Data Visualization Explained
Organizations now have a tool to understand the “why’s, “how’s, and what’s” behind the most critical trends, shifts, and projections behind their successes and failures.
What will Africa look like in a hundred years?
The statistics gathered by The Telegraph’s 2016 article offer plenty of data points to answer the question.
These are observations like:
- “By 2100, [Africa] will be home to 4.4 billion.”
- “Such an increase – far larger than the global population increase of 53 percent by 2100 – will pose significant challenges.”
- “By 2050, more than half of Africa’s 2.2bn people will live in its rapidly expanding cities.”
And yet, despite their accuracy and precision, there’s something missing. How do you get people to imagine the scale of those numbers?

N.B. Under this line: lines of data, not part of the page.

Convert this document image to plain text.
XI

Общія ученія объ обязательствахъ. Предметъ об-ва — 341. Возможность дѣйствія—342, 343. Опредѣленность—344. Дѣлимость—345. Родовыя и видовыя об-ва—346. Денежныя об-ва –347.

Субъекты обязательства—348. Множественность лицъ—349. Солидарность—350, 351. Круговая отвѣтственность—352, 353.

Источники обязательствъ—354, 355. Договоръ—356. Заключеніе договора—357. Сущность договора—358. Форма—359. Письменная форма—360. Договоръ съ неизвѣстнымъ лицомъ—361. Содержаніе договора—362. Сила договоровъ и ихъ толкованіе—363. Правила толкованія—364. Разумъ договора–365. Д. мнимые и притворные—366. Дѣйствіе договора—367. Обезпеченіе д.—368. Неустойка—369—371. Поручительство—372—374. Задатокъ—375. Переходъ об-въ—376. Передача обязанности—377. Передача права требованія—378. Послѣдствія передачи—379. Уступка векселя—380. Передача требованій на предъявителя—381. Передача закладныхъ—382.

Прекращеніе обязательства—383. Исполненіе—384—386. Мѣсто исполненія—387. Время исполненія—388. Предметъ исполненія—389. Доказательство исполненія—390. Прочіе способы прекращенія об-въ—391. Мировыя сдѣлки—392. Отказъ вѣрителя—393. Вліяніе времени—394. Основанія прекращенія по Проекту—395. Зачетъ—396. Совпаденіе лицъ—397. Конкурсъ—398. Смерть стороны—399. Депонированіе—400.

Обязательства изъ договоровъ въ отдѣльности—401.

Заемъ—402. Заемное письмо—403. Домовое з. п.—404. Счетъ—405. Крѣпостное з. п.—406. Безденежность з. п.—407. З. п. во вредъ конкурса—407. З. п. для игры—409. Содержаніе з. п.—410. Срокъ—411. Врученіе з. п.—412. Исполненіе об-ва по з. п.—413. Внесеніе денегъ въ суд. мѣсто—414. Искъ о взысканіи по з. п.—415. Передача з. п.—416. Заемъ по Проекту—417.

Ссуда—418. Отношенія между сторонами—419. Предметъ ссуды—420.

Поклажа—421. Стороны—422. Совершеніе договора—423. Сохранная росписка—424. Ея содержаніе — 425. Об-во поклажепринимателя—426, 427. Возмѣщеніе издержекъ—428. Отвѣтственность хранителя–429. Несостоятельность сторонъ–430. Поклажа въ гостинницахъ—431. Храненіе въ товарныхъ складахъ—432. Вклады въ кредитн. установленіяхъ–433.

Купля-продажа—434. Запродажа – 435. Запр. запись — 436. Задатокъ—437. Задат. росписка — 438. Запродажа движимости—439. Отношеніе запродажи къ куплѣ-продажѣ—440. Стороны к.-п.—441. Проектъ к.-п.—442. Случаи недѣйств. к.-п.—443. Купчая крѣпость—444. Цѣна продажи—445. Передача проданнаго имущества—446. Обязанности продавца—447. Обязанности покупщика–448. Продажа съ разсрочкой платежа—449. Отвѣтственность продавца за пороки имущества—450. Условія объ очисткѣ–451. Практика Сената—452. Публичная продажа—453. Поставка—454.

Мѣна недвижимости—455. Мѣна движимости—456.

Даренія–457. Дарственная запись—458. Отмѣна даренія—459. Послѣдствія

Do people actually care about the fact that the UN has issued a warning about the future of the continent, based on the fact that 71 African cities have a population of 750,000 and lack the infrastructure to support such large populations?
The answer is – it’s a toss-up.
Data visualizations offer readers the big “so what?” that they’re desperately seeking to learn from the myriad facts thrown at them. And it doesn’t stop there – when used in business intelligence, corporate decision-making, and trend analysis, companies using data visualization pin 20% of their earnings to these activities.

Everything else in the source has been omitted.